I would also say, don't bother offering him stuff, he probably is beside himself and couldn't choose something that would calm him down even if he knew it, and possibly doesn't really have the skills needed to self soothe if there are any sensory issues emerging. You might need to play detective, give him something, play with him and narrate how it might be making him feel, and keep a note of anything that is effective, then just do it for him. Play peekaboo and give him rattly paper, or shiny things. Look up games to play with newborns and do those. I remember being told keep Christmas barely existent, until I realised the eldest loves the lights and would only be soothed when we looked at them twinkling. The decent social worker said ' well of course, if a baby was crying you might take them to see the lights and point at them right?'. And so we tromped up and down the streets in his buggy, looking at the lights, making our hastily erected Christmas tree lights flash, watching the lights on our skin... And for half a hour the screaming and crying stopped. And what a bloody luxury that was. Even now, just yesterday, I was sat on the floor with my 4 year old putting a blanket over my head and playing peekaboo to get him out of a towering rage he was in, because that's what I would do for a tiny baby.
I would also second music as a way to set the mood. Try different genres too. I wanted to imagine that I would be a lovely classical music household, but turns out that bopping along to dad rock, sea shanties and cheesy 90's pop works best for our two because they like the strong beats and repetitive nature of the songs. Sea shanties in particular have a soothing rhythm and bass to them (when you get into the science of them, it's really interesting because depending on the job they were designed to go with depends on their rhythm and tone) and the call and response element is predictable for them. And yes, yes I was desperately down a 'how to make your child sleep' midnight internet rabbit hole when I was sat up with the eldest pre cosleeping revelations when I found that out.
However, you should also think about whether there are any underlying issues as well- would your health visitor support a referral to community paediatrics? Or might it be worth speaking to your GP? For example, lots of kids who have experienced trauma might have issues with their bowels, because food and gut health are impacted by trauma. Constipation makes plenty of people angry and grumpy, could that be an issue? Or is he waking himself up by snoring? Once we had some tonsils removed, inhalers prescribed, constipation sorted, and worked out one was lactose intolerant, our two seemed to vibe much better.

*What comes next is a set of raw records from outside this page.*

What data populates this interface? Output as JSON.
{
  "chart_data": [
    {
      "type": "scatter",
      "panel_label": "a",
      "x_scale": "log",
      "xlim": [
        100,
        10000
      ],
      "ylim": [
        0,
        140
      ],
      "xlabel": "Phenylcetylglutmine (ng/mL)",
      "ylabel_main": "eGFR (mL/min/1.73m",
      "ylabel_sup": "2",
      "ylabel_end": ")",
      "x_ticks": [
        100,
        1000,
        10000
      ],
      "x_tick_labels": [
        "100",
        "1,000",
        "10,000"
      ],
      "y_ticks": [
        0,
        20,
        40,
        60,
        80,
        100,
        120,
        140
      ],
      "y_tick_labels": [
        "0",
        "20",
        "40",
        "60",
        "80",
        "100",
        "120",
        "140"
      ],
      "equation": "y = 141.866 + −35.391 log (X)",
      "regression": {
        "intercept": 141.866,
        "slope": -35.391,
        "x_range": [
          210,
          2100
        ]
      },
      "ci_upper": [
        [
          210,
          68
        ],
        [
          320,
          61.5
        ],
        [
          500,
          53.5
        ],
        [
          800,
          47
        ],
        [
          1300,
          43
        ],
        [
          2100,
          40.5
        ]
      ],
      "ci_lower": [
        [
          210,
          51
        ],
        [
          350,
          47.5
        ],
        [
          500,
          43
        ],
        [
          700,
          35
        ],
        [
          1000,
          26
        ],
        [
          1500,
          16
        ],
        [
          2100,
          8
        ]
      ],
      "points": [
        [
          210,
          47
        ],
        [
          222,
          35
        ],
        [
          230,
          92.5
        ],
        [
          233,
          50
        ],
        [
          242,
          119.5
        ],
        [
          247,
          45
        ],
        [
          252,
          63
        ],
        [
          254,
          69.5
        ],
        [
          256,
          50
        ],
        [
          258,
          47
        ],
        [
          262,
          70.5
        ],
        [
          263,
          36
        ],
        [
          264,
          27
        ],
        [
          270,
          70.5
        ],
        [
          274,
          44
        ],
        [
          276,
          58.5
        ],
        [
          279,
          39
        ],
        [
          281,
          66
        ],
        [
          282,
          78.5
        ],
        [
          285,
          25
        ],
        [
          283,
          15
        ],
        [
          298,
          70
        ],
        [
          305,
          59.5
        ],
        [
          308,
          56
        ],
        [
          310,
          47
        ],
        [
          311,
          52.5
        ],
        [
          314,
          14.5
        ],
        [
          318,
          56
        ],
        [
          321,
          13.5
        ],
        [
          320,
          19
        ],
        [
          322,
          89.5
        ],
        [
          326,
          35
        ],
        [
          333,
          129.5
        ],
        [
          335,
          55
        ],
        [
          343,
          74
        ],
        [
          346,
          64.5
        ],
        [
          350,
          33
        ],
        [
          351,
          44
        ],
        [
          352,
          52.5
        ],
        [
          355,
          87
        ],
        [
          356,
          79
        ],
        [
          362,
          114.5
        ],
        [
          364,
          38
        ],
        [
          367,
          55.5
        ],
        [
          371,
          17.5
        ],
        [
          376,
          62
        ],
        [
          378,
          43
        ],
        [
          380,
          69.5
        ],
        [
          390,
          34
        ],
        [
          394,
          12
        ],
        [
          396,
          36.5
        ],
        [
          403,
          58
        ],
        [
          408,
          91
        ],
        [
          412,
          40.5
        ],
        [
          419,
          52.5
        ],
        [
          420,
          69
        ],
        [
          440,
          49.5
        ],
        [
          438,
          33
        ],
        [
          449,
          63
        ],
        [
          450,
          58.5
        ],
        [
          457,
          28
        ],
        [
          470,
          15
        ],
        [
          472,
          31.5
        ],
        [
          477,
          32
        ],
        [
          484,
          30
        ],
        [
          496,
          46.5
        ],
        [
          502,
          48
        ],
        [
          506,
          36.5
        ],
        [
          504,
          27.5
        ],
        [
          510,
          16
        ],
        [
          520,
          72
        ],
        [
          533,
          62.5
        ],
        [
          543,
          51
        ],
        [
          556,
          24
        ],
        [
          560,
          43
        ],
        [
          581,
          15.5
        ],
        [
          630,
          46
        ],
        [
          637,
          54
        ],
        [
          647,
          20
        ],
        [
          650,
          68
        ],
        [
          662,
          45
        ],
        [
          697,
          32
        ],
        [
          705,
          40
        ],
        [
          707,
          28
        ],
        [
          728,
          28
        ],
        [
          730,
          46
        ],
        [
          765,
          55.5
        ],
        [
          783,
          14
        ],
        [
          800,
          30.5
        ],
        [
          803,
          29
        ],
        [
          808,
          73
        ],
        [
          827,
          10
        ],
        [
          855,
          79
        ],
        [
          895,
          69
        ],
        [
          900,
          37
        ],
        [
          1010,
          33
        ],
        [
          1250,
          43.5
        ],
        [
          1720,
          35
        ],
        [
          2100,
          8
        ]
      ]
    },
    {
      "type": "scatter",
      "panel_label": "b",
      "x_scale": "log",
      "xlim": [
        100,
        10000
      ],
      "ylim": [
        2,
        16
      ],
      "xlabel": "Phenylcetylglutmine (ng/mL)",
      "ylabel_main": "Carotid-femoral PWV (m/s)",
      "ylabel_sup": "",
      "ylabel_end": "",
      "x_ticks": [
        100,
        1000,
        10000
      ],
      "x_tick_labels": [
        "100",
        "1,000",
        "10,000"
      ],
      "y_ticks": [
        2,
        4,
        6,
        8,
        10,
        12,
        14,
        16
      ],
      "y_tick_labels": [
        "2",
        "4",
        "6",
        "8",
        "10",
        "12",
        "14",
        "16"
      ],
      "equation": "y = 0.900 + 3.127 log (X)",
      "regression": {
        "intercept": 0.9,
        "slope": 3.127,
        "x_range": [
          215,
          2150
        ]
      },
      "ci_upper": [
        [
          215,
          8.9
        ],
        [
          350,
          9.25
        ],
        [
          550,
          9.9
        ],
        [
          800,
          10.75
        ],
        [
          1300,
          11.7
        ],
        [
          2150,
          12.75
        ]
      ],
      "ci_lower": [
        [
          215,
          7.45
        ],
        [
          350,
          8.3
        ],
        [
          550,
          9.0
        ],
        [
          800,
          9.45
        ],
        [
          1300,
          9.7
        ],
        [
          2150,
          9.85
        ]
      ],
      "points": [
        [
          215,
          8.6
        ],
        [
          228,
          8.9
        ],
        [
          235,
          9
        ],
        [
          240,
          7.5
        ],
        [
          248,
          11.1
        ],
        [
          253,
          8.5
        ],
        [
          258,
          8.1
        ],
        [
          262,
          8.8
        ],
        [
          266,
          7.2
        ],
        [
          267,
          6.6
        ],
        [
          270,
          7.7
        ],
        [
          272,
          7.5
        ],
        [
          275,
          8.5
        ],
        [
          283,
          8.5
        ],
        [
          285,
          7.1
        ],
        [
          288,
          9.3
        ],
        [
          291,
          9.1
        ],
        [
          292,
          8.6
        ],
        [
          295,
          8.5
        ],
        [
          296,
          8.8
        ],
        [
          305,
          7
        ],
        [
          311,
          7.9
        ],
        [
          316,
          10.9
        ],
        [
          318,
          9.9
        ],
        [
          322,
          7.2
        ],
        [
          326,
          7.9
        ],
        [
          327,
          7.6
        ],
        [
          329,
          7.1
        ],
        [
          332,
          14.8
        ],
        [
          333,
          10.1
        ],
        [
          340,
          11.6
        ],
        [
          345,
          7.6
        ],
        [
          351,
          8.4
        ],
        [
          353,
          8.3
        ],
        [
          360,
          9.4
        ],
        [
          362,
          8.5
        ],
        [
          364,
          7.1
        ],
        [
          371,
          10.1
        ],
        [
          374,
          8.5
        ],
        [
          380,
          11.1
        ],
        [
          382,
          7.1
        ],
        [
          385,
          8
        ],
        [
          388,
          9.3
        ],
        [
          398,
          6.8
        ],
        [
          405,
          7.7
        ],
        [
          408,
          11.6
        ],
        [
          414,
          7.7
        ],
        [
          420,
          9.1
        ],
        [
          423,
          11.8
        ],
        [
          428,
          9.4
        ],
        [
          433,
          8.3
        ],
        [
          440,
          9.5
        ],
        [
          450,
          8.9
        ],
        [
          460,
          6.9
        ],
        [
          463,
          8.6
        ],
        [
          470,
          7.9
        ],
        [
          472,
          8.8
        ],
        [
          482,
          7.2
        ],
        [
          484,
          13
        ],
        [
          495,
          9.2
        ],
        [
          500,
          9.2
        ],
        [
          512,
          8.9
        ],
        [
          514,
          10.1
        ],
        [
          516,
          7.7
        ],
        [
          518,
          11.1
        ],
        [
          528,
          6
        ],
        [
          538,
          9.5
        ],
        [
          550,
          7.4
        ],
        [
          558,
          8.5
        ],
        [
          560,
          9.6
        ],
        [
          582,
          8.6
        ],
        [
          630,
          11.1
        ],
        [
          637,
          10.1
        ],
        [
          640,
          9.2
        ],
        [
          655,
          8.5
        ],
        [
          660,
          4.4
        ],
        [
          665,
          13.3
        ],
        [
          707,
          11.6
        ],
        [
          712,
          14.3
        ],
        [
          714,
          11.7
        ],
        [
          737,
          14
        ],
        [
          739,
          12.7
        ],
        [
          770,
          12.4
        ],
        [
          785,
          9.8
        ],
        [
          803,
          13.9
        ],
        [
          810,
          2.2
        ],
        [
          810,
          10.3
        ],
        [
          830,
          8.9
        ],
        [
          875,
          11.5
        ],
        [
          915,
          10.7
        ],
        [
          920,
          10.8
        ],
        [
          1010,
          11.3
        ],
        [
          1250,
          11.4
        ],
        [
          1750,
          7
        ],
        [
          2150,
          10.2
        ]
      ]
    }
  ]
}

Finally, a holding hand moment to say, it will pass. The first 6 months for me were so incredibly difficult. I felt so lonely, because I had gone from my career as a teacher, where I was being social and busy every day to having to work out how to get a screaming 2 and a 3 year old to stop screaming and fighting with me, each other and the world, and literally nobody else in my life apart from other adopters got it. My family, who I thought were going to be my rock, refused to acknowledge that these kids were any different to normal, and the parents at the stay and plays were horrified at my kids because their behaviour was completely out of whack. However, it does get better if you just focus on the bonding and meeting their needs, and making life as easy for yourself as possible. You both deserve life to be easy and nice wherever possible, so do whatever it takes. Go and grab a fancy coffee, find a quiet soft play with some blocks that fascinate him for ten minutes so you can do bit of a puzzle book, whack on some cocomelon with a bit of chocolate each so that you can have a bit of a sitdown.
It's all going to be ok, you will find your groove eventually, even if it is really difficult right now.